Un equipo internacional de astrónomos, por último, halló en el año 2.003 a la Galaxia Enana del Can Mayor, que resulta ser la más cercana a la Vía Láctea. Tan es así, que está siendo devorada por esta última y ya se encuentra bastante degradada. El influjo de nuestra galaxia ha hecho formar filamentos de estrellas que nos rodean. Situada a sólo 42.000 años-luz del centro galáctico y a 25.000 años-luz de nosotros, su existencia fue ignorada hasta hace bien poco, pues se encuentra camuflada tras el plano de la Vía Láctea.

Mitología

Mitológicamente, y como no podía ser de otra forma, Canis Major está íntimamente relacionado con Sirio, su estrella principal y la más notable de todo el cielo. Para la civilización egipcia, la primera aparición en la madrugada tras seis meses de ausencia en los cielos (orto helíaco) coincidía con la crecida del Nilo, y la consiguiente fertilización de las tierras de cultivo, constituyéndose de esa forma en fuente de riqueza para los egipcios. Así, Sirio fue venerado primero como Anubis, el dios con cabeza de chacal, y más tarde como Isis. Ha sido identificado con el can Cerbero, guardián de los infiernos, lo que resulta coherente con la adoración de Anubis, pues éste era el dios de la necrópolis, directamente relacionado con Osiris.
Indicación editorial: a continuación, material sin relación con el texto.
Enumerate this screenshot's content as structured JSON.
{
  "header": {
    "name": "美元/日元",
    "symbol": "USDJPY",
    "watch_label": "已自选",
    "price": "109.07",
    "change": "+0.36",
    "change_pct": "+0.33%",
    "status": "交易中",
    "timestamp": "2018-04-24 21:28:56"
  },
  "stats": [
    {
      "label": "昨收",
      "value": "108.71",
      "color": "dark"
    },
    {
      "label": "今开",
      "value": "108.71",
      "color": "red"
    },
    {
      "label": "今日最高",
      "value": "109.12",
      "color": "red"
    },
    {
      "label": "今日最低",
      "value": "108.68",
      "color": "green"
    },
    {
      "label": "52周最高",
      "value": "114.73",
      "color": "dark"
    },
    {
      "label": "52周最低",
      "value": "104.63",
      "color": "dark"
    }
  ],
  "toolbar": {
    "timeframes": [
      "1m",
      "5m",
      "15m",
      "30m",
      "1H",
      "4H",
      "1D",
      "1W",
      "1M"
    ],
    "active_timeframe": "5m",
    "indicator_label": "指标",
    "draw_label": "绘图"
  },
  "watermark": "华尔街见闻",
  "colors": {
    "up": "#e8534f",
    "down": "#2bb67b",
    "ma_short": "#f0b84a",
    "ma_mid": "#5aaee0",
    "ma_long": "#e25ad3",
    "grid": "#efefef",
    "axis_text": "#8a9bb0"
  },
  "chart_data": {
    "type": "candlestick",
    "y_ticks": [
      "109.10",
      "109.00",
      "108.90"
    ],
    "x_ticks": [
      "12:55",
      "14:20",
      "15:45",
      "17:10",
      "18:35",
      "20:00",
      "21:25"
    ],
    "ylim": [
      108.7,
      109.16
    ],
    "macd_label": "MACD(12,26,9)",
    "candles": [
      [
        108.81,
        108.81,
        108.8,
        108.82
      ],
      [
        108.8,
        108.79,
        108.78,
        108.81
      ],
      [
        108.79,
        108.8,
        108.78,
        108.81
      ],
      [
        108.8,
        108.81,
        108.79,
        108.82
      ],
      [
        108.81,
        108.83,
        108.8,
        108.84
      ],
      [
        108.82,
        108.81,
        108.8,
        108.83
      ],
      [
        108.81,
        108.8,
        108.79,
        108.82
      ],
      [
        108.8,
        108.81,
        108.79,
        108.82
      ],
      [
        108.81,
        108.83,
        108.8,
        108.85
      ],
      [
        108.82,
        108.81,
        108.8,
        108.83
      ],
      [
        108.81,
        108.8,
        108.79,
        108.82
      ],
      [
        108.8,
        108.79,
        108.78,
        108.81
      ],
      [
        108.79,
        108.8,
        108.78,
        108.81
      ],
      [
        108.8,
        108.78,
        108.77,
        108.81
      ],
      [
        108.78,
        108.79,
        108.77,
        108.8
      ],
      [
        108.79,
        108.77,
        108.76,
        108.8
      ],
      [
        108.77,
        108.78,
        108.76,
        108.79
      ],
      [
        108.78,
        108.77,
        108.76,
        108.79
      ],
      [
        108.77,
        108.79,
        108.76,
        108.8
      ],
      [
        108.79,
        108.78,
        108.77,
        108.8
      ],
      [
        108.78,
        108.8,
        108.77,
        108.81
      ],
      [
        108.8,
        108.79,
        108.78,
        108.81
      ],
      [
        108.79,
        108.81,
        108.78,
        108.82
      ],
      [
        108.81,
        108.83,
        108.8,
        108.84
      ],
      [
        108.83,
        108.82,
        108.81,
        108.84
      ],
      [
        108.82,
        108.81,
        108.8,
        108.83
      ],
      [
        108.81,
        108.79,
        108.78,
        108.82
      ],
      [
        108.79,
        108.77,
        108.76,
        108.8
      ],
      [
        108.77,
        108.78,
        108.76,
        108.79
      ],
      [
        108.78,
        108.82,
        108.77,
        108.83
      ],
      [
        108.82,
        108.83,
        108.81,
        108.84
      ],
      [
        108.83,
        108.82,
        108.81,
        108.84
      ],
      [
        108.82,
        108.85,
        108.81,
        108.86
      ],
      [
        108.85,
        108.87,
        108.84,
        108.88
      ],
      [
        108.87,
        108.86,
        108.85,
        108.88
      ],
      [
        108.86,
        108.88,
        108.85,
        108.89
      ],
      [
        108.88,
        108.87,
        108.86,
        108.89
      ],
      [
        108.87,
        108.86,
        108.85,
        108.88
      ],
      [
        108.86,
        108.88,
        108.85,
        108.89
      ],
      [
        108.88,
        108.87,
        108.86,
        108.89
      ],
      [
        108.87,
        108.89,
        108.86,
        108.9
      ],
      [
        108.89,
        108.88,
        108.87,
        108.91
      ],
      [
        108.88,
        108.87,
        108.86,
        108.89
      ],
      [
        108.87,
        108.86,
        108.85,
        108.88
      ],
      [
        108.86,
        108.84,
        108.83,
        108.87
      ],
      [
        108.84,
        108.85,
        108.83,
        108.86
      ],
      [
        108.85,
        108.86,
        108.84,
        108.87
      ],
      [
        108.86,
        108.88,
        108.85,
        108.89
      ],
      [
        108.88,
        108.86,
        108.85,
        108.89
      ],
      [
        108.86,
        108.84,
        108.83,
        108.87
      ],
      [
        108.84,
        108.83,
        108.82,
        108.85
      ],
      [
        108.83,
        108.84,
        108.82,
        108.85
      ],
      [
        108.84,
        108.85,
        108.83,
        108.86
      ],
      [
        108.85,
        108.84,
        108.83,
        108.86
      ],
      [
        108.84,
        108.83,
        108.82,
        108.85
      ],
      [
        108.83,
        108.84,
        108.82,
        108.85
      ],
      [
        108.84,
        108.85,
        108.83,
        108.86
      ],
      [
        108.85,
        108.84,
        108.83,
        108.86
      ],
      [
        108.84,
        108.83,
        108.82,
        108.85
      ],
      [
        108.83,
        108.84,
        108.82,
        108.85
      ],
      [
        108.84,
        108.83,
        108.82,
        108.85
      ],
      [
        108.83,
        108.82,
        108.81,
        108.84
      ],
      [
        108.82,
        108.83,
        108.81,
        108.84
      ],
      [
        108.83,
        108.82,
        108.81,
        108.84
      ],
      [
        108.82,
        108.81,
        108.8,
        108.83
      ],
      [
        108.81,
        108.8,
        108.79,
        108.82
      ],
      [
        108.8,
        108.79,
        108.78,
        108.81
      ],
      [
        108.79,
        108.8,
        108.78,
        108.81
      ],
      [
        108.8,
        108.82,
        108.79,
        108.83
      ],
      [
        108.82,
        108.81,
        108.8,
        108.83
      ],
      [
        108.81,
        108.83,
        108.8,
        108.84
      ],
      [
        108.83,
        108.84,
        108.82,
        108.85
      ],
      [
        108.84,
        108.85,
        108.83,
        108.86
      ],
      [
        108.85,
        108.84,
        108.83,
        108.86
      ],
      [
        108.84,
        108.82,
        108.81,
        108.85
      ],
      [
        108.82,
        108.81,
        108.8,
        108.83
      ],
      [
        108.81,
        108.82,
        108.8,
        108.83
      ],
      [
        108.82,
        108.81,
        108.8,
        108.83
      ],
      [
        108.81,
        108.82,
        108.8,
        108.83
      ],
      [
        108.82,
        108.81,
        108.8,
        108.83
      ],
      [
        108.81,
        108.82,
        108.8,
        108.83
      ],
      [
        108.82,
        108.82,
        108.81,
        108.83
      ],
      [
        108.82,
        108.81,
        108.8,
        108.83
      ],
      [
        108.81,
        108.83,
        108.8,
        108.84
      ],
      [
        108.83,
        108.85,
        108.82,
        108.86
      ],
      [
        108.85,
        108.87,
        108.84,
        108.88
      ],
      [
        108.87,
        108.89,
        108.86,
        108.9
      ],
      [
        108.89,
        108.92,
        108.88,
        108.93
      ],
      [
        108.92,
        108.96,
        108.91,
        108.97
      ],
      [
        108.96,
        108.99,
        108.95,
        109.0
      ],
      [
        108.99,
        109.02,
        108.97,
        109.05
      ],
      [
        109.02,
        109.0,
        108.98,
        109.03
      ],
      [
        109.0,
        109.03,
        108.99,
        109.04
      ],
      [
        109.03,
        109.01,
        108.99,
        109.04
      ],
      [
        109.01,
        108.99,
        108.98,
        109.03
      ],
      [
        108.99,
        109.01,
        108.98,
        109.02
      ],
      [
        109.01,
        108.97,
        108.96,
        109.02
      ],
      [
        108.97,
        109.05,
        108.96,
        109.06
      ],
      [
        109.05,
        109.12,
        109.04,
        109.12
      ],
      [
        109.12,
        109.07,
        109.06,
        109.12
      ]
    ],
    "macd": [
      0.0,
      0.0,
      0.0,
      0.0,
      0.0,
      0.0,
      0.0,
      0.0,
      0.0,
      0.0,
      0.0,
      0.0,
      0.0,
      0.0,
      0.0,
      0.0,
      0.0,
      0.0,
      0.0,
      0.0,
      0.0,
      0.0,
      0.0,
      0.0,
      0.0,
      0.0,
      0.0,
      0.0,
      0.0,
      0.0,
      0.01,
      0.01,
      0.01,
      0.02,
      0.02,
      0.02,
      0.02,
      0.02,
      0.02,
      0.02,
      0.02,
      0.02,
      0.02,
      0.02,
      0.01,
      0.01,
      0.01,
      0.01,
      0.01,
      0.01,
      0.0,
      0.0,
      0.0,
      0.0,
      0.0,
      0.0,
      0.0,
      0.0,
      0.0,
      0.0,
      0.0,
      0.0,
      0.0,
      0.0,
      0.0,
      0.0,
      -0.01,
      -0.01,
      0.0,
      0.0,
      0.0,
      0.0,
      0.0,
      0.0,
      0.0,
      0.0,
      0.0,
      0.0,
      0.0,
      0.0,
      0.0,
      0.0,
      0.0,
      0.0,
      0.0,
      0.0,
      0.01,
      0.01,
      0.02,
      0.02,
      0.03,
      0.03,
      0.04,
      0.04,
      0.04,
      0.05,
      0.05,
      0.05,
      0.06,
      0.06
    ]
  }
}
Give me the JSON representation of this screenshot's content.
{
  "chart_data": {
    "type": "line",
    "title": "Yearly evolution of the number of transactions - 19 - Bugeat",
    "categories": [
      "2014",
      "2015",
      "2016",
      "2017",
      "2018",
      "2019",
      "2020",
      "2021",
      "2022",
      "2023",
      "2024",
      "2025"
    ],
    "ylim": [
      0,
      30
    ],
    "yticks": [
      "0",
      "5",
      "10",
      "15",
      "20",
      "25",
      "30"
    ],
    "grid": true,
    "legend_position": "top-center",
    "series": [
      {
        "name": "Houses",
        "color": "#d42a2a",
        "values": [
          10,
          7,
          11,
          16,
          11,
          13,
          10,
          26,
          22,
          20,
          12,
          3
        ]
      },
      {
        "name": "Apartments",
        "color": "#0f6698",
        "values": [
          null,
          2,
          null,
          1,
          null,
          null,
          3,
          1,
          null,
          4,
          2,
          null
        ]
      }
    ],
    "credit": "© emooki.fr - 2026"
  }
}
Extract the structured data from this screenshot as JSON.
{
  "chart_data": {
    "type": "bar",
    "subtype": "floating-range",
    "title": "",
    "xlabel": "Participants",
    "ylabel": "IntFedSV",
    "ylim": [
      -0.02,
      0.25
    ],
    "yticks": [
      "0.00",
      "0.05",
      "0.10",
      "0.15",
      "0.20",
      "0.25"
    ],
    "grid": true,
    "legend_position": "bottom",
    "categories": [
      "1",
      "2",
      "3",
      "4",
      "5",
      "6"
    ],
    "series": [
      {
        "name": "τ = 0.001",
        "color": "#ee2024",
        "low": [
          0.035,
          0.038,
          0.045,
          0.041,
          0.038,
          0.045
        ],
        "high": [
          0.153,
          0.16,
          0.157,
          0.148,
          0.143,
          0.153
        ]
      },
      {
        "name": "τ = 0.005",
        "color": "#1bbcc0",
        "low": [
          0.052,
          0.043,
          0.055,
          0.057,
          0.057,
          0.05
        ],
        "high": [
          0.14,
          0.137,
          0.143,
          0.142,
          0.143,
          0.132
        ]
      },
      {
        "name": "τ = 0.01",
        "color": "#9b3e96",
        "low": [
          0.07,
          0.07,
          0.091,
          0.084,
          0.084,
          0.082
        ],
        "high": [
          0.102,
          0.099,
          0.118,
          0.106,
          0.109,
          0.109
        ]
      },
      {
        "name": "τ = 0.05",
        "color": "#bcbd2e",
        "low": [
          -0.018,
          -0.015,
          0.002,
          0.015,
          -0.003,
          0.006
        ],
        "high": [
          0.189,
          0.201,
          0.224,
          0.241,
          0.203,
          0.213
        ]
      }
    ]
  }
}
Sirio fue también asociado con los días de mayor calor, la Canícula, pues se pensaba que al desaparecer en los meses centrales del año sumaba su calor al del Sol para así originar los días más crudos del verano.

Canis Major se identifica asimismo con uno de los dos perros del gigante cazador Orión, junto con Canis Minor. Orión pidió a Zeus que pusiera a sus perros junto a él, y por eso siempre lo siguen en su desplazamiento por el cielo, tratando de cazar a Lepus (la Liebre).